The entry time-only price has risen from CHF 900 (17.01, 2017) to CHF 3,250 (37.02 Minimalist, 2024) — a 3.6× increase across seven years, roughly 20% compounded annually. The jumps line up with discrete product upgrades, not steady creep: 17.01 to 17.06 (steel case, sapphire markers, GPHG win) +39%; 17.06 to 17.09 (Design Language 2 sapphire indices) +56%; 17.09 to 37.02 (customised Sellita SW300.M1, Polar White lume, opening of Horologer MING SA in La Chaux-de-Fonds) +67%. Production volumes have risen even more steeply — from 150 watches in 2017 to an estimated ~3,000 a year today.

For context, ~15,000 cumulative Mings is less than Rolex produces in a single week, and the brand’s current annual output is what Rolex makes in roughly two and a half hours. Within independent watchmaking, Ming sits between the haute horlogerie houses (MB&F ~300/year, Greubel Forsey ~120/year, F.P. Journe ~900/year) and the larger independents (A. Lange & Söhne ~5,000/year, Richard Mille ~5,300/year). The original CHF 900 Ming is permanently behind us; the best-value current entry is the 57.04 Phoenix at CHF 6,250 — a monopusher chronograph that would have been Special Projects Cave territory in 2022 and is now Core Collection.

Chart showing Ming's entry time-only retail price in CHF rising from 900 in 2017 to 3,250 in 2024, plotted against estimated annual production volumes climbing from 150 to roughly 3,000 units.
Ming growth, 2017–2026: retail prices and production volumes Source: myhora.

Where Ming sits now

Ming is no longer the CHF 900 oddity that arrived in 2017. Prices have run ahead of the brand’s founding thesis — that the watches collectors wanted didn’t exist at sensible money — and the entry point has moved from approachable curiosity to considered purchase. The 57.04 Phoenix at CHF 6,250 is strong value for what’s inside the case. It is also not what Ming Thein described from a return flight in 2014.

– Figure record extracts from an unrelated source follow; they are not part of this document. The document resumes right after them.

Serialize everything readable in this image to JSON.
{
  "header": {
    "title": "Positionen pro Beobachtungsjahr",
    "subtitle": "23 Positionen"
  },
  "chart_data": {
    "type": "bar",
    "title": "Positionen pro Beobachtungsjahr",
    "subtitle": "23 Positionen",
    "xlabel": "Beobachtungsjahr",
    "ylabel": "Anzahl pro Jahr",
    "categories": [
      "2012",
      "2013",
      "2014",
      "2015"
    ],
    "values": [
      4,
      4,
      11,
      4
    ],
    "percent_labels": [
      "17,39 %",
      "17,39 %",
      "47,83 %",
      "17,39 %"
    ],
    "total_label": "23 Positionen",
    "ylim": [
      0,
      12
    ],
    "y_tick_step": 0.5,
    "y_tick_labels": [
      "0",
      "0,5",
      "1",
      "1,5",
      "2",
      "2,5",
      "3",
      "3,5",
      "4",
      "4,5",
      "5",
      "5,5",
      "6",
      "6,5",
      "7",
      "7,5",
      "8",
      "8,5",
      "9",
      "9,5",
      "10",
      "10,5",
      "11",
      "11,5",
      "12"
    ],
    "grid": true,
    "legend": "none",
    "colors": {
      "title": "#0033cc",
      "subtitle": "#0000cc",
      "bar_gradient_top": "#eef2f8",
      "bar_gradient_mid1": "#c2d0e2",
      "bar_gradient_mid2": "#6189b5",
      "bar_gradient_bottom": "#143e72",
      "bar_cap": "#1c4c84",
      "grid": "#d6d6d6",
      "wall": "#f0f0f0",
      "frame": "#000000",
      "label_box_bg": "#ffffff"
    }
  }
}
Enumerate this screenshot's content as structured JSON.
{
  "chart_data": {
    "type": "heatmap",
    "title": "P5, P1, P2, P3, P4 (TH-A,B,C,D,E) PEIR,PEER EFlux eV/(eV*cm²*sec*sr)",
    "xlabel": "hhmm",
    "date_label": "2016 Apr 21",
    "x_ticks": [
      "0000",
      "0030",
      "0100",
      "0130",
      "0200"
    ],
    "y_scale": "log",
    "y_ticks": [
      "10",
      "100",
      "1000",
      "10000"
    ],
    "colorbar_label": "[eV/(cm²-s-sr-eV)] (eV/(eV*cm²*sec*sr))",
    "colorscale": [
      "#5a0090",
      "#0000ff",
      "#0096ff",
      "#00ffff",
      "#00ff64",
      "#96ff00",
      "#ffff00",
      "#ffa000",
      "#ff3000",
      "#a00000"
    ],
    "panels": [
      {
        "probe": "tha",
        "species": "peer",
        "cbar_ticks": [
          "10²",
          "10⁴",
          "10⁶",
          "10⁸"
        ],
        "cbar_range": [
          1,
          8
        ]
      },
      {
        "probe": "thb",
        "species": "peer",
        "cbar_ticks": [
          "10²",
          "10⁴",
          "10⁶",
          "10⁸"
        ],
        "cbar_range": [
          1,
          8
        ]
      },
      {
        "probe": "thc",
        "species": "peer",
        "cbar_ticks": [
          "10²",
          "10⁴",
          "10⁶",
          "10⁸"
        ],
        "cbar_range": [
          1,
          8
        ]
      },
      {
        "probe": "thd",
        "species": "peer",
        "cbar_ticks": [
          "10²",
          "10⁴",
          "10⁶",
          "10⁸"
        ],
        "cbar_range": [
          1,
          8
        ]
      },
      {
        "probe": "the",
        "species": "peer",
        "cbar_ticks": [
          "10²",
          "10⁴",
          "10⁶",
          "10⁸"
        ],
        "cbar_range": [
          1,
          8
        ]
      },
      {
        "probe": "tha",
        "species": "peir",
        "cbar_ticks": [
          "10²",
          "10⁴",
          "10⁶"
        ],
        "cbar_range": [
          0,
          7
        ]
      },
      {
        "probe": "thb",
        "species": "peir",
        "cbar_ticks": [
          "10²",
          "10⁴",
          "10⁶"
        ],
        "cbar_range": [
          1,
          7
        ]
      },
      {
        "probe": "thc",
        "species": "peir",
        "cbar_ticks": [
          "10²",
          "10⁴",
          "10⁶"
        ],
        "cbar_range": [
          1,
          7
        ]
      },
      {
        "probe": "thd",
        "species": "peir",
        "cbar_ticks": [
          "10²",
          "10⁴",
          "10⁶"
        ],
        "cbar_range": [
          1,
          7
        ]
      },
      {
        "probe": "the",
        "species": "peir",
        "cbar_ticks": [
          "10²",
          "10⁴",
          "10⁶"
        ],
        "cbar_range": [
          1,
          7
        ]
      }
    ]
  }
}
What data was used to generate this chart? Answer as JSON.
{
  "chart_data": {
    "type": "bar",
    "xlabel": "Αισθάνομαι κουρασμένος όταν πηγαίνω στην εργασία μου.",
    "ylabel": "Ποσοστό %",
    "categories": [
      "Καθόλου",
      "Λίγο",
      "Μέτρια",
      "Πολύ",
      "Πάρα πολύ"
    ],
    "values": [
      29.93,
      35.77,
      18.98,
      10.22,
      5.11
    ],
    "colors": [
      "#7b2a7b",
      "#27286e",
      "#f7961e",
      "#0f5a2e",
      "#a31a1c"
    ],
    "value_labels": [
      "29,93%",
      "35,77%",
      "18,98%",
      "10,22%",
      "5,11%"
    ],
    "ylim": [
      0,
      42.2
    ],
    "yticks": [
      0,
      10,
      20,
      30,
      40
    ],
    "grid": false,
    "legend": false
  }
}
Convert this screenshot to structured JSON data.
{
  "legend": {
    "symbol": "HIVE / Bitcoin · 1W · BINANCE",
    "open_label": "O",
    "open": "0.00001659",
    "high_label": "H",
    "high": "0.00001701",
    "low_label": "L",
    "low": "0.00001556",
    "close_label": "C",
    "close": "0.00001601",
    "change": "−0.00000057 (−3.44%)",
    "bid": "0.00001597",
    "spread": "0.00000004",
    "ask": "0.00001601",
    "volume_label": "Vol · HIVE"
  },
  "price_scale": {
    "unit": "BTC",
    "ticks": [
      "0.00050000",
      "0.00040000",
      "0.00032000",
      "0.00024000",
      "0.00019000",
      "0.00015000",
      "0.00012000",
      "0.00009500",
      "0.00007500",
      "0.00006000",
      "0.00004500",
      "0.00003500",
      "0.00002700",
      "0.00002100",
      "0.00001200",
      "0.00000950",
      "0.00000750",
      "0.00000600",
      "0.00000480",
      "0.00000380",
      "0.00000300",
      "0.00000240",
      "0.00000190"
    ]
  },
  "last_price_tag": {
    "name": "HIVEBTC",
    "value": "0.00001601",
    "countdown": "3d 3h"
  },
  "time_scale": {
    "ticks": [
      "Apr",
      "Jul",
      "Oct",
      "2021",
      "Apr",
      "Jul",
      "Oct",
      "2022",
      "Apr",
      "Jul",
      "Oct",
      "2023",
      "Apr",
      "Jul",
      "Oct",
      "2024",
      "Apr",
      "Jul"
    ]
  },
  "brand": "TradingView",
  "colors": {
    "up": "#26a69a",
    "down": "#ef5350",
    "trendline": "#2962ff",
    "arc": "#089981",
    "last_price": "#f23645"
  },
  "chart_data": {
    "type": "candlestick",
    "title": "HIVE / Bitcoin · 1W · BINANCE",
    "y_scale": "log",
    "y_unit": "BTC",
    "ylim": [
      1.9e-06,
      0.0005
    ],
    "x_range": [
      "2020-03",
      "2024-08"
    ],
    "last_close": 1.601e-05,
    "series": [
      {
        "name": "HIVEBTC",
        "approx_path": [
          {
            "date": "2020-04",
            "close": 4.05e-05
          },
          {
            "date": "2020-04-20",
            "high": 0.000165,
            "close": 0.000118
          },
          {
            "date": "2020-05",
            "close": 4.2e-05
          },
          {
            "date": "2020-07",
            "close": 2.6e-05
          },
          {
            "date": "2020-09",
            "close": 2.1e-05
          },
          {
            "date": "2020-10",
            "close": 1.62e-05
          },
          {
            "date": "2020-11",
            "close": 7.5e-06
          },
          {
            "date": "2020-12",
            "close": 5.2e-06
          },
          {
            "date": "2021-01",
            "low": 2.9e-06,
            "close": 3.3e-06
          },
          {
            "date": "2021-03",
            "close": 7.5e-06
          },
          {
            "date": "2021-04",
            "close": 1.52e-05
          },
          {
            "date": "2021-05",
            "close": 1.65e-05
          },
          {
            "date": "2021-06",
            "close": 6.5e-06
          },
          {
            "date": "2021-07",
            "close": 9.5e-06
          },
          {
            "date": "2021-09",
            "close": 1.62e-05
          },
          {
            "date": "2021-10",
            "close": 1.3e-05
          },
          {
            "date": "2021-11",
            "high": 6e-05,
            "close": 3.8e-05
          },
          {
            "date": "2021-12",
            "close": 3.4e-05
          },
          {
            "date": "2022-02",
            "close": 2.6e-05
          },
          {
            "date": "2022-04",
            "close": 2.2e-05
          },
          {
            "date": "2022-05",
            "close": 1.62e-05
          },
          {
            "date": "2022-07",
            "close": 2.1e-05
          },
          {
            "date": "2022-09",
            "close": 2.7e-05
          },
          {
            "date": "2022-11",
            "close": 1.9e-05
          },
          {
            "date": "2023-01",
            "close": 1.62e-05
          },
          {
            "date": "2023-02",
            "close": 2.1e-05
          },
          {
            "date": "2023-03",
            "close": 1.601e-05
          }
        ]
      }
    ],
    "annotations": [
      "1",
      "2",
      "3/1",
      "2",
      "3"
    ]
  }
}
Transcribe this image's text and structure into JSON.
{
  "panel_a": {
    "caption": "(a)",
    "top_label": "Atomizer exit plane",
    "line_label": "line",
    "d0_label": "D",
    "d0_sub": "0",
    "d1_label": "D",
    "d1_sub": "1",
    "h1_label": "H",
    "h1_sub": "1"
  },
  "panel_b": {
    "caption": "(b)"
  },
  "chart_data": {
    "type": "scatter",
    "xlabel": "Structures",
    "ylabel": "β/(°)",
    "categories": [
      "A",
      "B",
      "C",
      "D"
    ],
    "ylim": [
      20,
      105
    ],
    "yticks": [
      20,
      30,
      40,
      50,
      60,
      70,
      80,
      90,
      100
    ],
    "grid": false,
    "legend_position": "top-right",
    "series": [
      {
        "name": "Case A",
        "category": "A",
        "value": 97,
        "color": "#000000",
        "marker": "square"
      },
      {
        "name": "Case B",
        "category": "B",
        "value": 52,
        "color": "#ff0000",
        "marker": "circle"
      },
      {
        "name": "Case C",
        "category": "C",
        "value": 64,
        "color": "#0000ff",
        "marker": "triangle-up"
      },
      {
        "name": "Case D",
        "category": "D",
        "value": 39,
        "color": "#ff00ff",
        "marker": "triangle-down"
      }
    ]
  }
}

What hasn’t changed is the design discipline. Across nine years and 75 references the language is consistent enough that a Ming is recognisable across a room — a claim very few independents can make, and one no Swiss brand at this annual volume can. The new La Chaux-de-Fonds facility will resolve the Swiss-Made footnote. It will also test whether a network brand designed in Kuala Lumpur and assembled by Manufacture Schwarz-Etienne can remain itself once final assembly comes in-house.

For now, Ming is the most coherent design voice in independent watchmaking under CHF 10,000, and the only brand at its scale that treats each case family as a finite project rather than a permanent SKU. Whether that holds as the catalogue moves further upmarket is what we’ll be watching.